Women have been told since time immemorial that they need a man to help them with their financial affairs — that they can’t do it on their own. In fact, it wasn’t until the 1960s that a married woman could open up a bank account without her husband’s “permission,” and not until 1974 that a single, widowed or divorced woman could apply for credit without a man cosigning. So I suppose it is understandable why some women fall into a patriarchal trap when it comes to money. And given the economic realities of divorce, the newly single are particularly vulnerable.
Statistics for divorcing women are sobering. Maintaining your pre-divorce lifestyle could cost you 25 to 50 percent more given that one household is now split into two, and typically, a woman’s standard of living following a divorce plummets 27 percent, while a man’s increases by 10 percent.
So out of the ashes of divorce, you have a choice: Rely on a new man and possibly repeat the same behavior that got you into this mess in the first place, or commit to being financially independent.
Being financially independent does not mean that you have achieved a specific account balance, met a targeted net worth figure or that you simply never have to worry about money again. Financial independence is attained through the commitment you make to be solely responsible for creating, building and defending your worth. It is about owning your life (quantitatively and qualitatively) and realizing that no one — not a friend, a family member, a boss and certainly not a man — can protect and grow your worth better then you.

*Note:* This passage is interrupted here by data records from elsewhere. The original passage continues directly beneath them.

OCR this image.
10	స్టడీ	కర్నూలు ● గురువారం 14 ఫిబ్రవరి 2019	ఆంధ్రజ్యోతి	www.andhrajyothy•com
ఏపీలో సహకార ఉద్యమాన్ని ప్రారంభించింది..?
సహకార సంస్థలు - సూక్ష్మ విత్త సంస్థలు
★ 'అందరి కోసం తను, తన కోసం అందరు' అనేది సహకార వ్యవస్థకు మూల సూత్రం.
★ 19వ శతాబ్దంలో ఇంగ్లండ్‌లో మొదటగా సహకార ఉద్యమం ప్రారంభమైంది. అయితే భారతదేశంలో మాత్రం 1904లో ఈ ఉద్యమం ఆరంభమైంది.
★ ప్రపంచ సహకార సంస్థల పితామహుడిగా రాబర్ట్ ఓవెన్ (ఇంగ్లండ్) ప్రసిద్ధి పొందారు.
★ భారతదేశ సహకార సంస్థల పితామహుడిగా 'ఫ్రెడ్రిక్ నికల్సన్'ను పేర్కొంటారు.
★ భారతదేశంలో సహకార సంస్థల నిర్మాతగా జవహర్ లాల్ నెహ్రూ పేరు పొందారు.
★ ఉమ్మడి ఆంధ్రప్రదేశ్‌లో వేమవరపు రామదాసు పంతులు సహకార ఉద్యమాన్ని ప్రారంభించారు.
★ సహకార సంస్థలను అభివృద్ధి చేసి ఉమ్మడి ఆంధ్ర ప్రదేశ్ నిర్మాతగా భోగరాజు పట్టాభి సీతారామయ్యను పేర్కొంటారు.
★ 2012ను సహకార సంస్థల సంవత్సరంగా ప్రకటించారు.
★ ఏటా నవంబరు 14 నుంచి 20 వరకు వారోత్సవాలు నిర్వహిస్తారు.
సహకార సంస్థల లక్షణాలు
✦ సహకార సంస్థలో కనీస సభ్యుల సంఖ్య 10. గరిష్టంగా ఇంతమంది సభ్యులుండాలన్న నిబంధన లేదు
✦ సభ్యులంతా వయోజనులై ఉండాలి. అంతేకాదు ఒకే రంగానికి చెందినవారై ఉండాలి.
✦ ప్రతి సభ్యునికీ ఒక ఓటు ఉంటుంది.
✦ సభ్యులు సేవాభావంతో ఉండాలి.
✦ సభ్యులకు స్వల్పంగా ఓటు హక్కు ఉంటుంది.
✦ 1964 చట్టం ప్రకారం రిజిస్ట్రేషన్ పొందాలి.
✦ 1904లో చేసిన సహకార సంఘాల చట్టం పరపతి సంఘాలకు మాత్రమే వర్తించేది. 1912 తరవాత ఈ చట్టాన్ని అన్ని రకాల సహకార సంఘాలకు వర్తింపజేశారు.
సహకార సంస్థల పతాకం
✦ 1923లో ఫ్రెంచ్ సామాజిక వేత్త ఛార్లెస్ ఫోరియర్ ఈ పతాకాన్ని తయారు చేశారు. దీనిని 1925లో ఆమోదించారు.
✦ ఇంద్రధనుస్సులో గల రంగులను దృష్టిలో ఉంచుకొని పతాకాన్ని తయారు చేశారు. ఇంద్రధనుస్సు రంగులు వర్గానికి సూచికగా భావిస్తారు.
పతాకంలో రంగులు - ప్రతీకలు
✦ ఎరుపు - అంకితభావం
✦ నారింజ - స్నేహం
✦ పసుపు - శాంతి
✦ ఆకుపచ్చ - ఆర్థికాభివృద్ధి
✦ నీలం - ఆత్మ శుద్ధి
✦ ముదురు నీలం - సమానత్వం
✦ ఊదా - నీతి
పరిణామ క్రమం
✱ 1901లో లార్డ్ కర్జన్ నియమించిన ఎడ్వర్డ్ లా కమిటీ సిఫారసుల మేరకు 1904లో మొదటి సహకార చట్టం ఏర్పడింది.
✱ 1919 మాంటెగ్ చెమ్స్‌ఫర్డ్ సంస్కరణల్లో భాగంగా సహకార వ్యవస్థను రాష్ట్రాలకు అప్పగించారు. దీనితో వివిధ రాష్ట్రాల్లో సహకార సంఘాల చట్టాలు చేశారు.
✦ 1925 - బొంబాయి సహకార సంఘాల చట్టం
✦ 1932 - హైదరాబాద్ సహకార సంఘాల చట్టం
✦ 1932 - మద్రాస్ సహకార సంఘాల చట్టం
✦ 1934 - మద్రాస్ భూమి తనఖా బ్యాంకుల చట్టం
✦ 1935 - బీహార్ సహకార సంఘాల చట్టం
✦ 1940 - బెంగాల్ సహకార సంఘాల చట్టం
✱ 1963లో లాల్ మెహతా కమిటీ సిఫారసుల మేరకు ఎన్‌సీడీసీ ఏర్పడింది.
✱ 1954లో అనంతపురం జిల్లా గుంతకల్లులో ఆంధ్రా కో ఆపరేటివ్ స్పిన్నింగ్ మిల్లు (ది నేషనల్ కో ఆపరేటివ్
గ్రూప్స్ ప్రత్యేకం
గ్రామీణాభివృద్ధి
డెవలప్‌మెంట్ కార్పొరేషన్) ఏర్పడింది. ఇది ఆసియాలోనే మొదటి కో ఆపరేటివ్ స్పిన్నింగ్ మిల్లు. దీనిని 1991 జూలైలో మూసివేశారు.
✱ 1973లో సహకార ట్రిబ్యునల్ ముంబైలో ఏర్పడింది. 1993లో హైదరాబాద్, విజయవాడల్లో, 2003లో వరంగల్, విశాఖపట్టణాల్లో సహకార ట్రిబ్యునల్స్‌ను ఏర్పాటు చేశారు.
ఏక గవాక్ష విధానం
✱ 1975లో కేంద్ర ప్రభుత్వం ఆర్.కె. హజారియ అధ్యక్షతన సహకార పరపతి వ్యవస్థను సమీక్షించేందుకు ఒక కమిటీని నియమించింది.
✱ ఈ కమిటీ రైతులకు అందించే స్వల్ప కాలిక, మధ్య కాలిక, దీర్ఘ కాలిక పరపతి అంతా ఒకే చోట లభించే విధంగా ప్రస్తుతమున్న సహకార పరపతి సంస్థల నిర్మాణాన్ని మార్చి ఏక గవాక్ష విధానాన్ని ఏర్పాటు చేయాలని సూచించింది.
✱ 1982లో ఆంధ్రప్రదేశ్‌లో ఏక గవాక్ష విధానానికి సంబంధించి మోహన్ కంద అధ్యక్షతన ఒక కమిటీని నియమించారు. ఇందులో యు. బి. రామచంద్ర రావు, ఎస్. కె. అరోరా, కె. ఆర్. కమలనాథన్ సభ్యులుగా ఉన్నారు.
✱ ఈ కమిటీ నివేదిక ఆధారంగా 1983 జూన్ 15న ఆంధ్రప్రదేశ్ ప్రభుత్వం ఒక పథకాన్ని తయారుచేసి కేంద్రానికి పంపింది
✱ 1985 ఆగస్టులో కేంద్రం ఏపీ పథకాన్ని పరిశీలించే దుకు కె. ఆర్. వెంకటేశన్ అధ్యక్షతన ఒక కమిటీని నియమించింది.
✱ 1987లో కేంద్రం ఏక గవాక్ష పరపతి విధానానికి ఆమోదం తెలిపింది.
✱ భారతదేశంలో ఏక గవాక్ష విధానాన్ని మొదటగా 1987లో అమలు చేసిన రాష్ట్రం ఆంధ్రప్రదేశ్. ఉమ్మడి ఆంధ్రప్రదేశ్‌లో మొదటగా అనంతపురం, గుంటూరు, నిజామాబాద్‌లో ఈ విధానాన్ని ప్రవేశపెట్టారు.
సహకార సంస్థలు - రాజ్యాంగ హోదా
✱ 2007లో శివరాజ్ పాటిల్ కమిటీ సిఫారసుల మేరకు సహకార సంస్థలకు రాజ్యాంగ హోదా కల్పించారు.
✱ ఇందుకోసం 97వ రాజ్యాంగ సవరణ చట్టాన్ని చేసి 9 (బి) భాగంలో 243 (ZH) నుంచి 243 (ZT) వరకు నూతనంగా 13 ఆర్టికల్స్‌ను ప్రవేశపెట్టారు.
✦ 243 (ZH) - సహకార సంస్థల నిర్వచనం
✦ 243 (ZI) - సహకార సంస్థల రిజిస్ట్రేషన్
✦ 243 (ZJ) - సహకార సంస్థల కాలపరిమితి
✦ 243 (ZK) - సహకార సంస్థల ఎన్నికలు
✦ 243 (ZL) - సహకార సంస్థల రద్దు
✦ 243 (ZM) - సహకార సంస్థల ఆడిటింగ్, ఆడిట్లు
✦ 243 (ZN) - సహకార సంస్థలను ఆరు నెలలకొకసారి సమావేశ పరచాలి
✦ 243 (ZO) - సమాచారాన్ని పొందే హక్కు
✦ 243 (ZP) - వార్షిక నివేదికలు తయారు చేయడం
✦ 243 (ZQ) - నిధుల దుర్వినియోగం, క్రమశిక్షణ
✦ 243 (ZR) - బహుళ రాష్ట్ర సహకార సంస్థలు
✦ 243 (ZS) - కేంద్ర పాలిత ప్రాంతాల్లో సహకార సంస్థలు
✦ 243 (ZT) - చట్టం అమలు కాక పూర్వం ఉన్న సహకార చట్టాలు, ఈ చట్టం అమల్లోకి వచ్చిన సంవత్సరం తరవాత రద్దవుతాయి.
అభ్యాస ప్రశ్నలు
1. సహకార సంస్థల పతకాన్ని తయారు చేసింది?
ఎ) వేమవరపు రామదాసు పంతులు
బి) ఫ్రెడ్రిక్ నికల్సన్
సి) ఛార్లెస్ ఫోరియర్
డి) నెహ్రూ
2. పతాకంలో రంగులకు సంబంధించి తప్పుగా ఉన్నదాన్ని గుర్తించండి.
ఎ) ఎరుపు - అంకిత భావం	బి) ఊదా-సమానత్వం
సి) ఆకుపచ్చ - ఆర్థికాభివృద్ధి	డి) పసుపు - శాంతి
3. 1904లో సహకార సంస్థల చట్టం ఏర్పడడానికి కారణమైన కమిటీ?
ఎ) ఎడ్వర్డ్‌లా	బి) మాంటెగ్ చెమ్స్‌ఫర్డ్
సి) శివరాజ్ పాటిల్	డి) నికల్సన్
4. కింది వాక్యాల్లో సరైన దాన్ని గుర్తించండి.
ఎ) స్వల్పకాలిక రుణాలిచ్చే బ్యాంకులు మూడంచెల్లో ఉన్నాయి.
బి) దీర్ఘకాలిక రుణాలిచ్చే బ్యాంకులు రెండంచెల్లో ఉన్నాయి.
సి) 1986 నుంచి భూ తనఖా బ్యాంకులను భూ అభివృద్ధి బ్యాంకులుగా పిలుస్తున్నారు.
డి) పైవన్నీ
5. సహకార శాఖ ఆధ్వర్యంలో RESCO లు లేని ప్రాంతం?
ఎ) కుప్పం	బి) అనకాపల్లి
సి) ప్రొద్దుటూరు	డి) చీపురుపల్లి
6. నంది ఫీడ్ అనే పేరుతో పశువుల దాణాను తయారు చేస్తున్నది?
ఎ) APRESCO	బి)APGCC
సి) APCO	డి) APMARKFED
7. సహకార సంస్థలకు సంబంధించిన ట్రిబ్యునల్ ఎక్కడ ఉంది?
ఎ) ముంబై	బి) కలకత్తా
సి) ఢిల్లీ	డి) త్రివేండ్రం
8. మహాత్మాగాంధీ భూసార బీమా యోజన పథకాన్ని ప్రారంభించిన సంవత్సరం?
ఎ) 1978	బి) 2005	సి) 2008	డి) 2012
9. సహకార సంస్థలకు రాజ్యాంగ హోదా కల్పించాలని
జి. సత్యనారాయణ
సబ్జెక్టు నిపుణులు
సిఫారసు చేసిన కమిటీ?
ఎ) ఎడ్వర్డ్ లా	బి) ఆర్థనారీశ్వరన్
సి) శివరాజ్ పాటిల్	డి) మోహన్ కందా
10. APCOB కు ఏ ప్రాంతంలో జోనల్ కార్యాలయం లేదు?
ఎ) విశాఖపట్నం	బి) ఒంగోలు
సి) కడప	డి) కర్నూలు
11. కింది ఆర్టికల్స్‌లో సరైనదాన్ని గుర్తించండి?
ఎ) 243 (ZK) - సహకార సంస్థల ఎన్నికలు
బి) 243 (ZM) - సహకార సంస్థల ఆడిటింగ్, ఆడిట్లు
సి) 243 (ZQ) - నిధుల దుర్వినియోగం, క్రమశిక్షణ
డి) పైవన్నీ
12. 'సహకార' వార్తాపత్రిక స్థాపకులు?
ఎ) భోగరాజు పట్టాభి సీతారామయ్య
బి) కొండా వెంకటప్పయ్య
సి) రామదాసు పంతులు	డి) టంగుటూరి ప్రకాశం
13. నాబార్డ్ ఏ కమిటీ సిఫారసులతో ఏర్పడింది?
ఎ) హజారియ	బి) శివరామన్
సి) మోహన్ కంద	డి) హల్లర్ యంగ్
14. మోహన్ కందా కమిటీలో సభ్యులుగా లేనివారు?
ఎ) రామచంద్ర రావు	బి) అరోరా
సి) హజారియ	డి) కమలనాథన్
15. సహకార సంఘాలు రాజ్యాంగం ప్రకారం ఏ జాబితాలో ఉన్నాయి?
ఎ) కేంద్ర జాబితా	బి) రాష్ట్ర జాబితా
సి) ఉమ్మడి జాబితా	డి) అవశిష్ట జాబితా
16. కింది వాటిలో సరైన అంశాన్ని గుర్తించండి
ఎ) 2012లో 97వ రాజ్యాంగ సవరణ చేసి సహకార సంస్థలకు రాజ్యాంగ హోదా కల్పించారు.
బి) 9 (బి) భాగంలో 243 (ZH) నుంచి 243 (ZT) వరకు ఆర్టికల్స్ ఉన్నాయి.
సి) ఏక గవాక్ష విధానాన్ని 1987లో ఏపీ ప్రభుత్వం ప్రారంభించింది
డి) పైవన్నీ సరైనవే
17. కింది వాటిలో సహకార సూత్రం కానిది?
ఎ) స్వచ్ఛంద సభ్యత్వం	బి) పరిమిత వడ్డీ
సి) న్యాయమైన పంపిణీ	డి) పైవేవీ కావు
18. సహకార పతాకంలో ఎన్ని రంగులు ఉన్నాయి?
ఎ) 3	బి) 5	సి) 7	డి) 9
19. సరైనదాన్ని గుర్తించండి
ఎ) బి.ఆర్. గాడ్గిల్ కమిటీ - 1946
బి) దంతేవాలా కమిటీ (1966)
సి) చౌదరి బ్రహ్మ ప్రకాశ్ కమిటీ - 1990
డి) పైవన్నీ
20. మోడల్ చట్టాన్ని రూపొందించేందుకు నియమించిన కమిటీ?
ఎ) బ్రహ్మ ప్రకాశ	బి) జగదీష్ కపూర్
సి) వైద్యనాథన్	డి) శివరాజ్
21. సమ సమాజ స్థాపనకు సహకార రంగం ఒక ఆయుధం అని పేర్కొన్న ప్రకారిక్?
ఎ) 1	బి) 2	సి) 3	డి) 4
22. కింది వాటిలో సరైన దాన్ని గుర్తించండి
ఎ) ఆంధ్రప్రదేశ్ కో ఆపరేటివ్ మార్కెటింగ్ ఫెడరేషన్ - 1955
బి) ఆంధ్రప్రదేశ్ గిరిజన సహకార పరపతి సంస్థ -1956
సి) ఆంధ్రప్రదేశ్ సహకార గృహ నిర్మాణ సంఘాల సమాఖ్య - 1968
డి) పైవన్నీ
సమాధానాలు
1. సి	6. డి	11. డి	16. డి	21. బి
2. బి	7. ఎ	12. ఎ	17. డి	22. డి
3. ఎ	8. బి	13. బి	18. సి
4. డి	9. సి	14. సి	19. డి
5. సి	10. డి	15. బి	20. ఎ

Like most newly single women, I quickly learned that navigating my way through the financial maze of divorce wasn’t easy. Establishing financial security again seemed like a herculean task. A simple signature on my divorce decree cut my net worth in half, and caused my retirement outlook to darken.
I knew that becoming one of the three out of five women over 65 who can’t afford to cover their basic needs was simply not an option. However, one daunting question loomed over me: Despite my professional and academic pedigree, how in the hell was I going to be able to support myself, let alone my family, after opting out of the workforce for 16 years while I raised my children?
Initially, the employment outlook was grim. But simple logic told me that if I couldn’t control the inflow, I better take a hard look at the outflow. So with pen and paper in one hand, and a calculator in the other, I rolled up my sleeves and went to work, digging through mounds of paperwork like an archaeologist hunting for a lost treasure. I began to examine everything: I documented monthly expenses, itemized bills, and (among other things) I read the fine print on my credit card statements. I realized that too much money was flying out the door. I knew that money would be better spent investing in myself, creating opportunities for the future and building my worth.
The answer was clear: I had to focus on what I could control and not be paralyzed by what I couldn’t. I had to regain ownership of my life. So, I made a commitment to being financially independent. I became solely responsible for my financial present and future. I’ve since built a business and while, truth be told, I may not spend as freely as I did during my marriage, I am financially secure. The best part is, my financial plan is not dependent on anyone but me.
While financial freedom doesn’t happen overnight, the commitment to become financially independent can — and it is a critical step! If you believe, without a doubt, that you can handle whatever comes your way, you will become focused, resourceful and persistent, and you will attain financial freedom even in the face of obstacles.